Dix ans après leur introduction, dans le cadre de la nouvelle stratégie voulue par les autorités, les programmes de traitement à base d’héroïne ont contribué de manière concrète à alléger le problème de la drogue.

Alors que la consommation de stupéfiants s’est seulement stabilisée, la scène ouverte de la drogue a pratiquement disparu partout et la mortalité des toxicomanes a chuté ces dernières années (111 victimes en 2002). La diffusion du sida et de l’hépatite a aussi considérablement baissé.

Passées les polémiques et les résistances initiales, le traitement à base d’héroïne est désormais soutenu par la majorité des politiciens et des experts du secteur.

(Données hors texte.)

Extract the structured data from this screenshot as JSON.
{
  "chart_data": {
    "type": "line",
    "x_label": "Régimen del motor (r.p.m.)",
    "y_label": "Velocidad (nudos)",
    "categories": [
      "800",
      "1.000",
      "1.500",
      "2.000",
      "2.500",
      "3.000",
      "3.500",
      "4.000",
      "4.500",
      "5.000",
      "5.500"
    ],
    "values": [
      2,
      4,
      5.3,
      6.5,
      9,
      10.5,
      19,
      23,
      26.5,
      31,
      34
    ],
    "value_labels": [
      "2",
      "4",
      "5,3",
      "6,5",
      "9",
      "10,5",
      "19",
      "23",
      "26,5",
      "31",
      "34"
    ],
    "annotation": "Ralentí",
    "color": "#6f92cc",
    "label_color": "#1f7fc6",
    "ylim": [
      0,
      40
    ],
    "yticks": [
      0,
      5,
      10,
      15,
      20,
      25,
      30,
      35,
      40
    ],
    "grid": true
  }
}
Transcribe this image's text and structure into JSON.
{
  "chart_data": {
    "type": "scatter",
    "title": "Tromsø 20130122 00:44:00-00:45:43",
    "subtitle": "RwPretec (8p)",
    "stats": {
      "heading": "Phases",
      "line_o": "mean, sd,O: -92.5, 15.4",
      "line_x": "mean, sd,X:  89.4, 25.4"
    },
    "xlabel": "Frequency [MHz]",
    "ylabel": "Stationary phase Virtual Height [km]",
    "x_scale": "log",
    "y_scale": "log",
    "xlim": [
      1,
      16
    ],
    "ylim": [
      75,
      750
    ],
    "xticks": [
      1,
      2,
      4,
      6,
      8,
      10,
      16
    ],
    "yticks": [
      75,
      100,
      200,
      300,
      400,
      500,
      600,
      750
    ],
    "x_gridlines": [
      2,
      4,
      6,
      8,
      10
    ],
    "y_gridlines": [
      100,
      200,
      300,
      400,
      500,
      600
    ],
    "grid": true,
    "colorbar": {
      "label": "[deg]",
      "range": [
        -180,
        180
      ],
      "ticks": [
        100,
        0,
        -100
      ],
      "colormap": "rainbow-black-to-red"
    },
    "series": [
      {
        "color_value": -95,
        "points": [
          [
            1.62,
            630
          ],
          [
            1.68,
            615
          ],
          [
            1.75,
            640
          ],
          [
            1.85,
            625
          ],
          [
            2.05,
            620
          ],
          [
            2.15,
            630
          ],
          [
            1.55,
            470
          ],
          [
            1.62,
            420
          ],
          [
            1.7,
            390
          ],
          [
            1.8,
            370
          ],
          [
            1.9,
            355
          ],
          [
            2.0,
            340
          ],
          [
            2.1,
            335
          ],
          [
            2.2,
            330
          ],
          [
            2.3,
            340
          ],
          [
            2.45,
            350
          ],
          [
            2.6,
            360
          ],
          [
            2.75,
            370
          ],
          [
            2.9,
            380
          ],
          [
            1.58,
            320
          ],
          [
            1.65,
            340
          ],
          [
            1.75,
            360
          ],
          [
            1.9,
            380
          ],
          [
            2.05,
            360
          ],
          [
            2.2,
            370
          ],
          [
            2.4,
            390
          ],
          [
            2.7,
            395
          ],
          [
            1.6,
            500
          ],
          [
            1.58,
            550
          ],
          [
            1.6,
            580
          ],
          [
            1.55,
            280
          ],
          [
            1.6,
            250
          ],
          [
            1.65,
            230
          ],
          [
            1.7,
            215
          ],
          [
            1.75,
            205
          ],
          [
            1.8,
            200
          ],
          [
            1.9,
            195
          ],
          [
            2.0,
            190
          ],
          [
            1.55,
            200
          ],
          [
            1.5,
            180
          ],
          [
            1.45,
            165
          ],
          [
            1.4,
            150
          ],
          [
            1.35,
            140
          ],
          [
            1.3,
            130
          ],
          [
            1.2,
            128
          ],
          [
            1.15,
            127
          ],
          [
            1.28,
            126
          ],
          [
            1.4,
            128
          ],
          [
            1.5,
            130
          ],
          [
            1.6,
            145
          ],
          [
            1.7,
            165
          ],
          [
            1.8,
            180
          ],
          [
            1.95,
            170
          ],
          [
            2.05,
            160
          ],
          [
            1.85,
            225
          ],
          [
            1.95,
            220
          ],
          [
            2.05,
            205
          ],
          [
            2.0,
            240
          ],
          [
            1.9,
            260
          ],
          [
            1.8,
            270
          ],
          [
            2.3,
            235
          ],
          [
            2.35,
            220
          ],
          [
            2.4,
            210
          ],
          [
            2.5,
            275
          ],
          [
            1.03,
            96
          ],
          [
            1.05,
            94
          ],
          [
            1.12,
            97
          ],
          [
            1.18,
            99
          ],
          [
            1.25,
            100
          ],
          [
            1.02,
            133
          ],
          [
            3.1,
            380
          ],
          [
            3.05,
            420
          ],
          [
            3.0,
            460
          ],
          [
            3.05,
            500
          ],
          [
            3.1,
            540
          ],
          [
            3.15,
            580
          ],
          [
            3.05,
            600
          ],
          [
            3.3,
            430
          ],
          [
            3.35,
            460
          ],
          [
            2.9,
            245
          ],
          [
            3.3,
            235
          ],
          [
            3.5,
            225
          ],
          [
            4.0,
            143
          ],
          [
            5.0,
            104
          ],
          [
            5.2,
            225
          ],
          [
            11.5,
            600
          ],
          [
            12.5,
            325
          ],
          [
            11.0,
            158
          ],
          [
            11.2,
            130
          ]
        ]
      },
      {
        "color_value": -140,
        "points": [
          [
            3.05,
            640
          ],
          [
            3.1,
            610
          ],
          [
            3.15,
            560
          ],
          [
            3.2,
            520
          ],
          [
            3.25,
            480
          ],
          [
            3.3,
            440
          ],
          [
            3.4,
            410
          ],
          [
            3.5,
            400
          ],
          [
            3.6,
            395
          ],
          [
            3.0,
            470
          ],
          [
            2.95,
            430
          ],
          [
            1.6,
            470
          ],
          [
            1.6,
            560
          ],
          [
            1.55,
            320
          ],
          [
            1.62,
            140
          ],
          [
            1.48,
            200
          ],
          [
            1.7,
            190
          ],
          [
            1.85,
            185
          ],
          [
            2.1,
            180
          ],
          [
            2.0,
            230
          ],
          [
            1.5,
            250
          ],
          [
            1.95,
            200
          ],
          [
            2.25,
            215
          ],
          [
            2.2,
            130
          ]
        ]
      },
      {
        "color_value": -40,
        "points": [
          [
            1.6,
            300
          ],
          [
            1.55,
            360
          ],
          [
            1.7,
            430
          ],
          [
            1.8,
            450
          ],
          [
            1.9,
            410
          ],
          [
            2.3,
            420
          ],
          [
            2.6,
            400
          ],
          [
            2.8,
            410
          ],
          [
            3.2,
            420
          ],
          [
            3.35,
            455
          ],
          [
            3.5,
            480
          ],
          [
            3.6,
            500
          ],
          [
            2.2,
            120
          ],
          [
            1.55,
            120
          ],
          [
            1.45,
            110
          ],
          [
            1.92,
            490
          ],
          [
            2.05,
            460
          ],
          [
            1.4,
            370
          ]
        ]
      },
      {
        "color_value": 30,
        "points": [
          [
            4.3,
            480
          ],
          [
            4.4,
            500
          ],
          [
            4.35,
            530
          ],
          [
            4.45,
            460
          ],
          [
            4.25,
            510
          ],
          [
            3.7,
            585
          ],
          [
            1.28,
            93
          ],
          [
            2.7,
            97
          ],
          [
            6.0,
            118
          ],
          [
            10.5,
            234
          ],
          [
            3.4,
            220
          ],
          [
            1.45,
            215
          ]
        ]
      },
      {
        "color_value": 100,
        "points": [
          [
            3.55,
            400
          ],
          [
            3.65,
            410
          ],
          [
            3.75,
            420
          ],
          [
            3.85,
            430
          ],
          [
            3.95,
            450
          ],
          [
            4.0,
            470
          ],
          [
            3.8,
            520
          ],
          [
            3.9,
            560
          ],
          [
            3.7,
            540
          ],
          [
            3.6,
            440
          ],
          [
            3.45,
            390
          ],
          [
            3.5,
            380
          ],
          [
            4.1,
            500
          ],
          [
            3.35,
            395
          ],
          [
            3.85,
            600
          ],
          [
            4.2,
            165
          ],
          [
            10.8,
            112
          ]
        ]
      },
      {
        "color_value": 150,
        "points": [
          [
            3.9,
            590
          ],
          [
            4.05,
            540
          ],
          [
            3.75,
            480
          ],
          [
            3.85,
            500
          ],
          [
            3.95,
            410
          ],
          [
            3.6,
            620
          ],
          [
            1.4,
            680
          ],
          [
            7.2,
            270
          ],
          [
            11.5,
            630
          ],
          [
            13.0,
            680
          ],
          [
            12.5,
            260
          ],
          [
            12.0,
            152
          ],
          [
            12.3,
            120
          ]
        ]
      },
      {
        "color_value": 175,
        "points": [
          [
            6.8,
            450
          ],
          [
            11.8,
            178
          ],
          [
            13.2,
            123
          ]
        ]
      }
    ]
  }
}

Il est aussi accepté par la population, comme l’a démontré le résultat des votations fédérales et cantonales en matière de drogue.

Les programmes suisses de traitement à base d’héroïne ont été critiqués, il y a plusieurs années, par les gouvernements de pays tiers et par l’Organisation mondiale de la santé. Aujourd’hui, ils sont un exemple à l’étranger.

«Au niveau international, on remarque depuis quelques années, un changement notoire de mentalité» observe Martin Hosek. «Aux Pays-Bas par exemple, un programme du même type a été appliqué pendant trois ans tandis qu’en Allemagne et en Espagne, les premiers essais ont été lancés. Dès le mois de mars, le Canada devrait suivre.»

Entre-temps la Suisse envisage d’aller plus loin encore: elle pourrait introduire la distribution contrôlée d’autres drogues, telles la cocaïne ou l’ecstasy. A dire vrai, un projet encore peu soutenu mais le tournant en matière de politique de la drogue vient à peine d’être amorcé.

swissinfo, Armando Mombelli
(Traduction et adaptation: Gemma d’Urso)

La Suisse compte environ 30’000 consommateurs de drogues dures.
2500 toxicomanes ont suivi, à ce jour, les traitements à base d’héroïne.
1200 personnes y participent actuellement dans 12 cantons.
18’000 drogués sont soignés par des thérapies à base de méthadone.

– A l’occasion du dixième anniversaire des premières expériences de distribution contrôlée d’héroïne, le département social de Zurich, la Clinique psychiatrique universitaire et l’association ARUD ont organisé, le 22 janvier 2004, un séminaire international.

– Ils y ont tracé le bilan des programmes de prescription médicale d’héroïne. Différents experts en matière de prévention, d’assistance médicale et de thérapie – provenant d’Allemagne, Espagne, Grande-Bretagne, Pays-Bas et Suisse – ont comparé leurs expériences.

– En Suisse, les traitements à base d’héroïne ont contribué à faire baisser la criminalité et la prostitution parmi les toxicomanes.

– Par ailleurs, les programmes d’assistance ont permis de stabiliser leur condition de santé et d’améliorer leur intégration sociale.

– En revanche, les essais de réinsertion professionnelle des toxicomanes qui suivent des traitements à base d’héroïne, n’ont pas été couronnés de succès.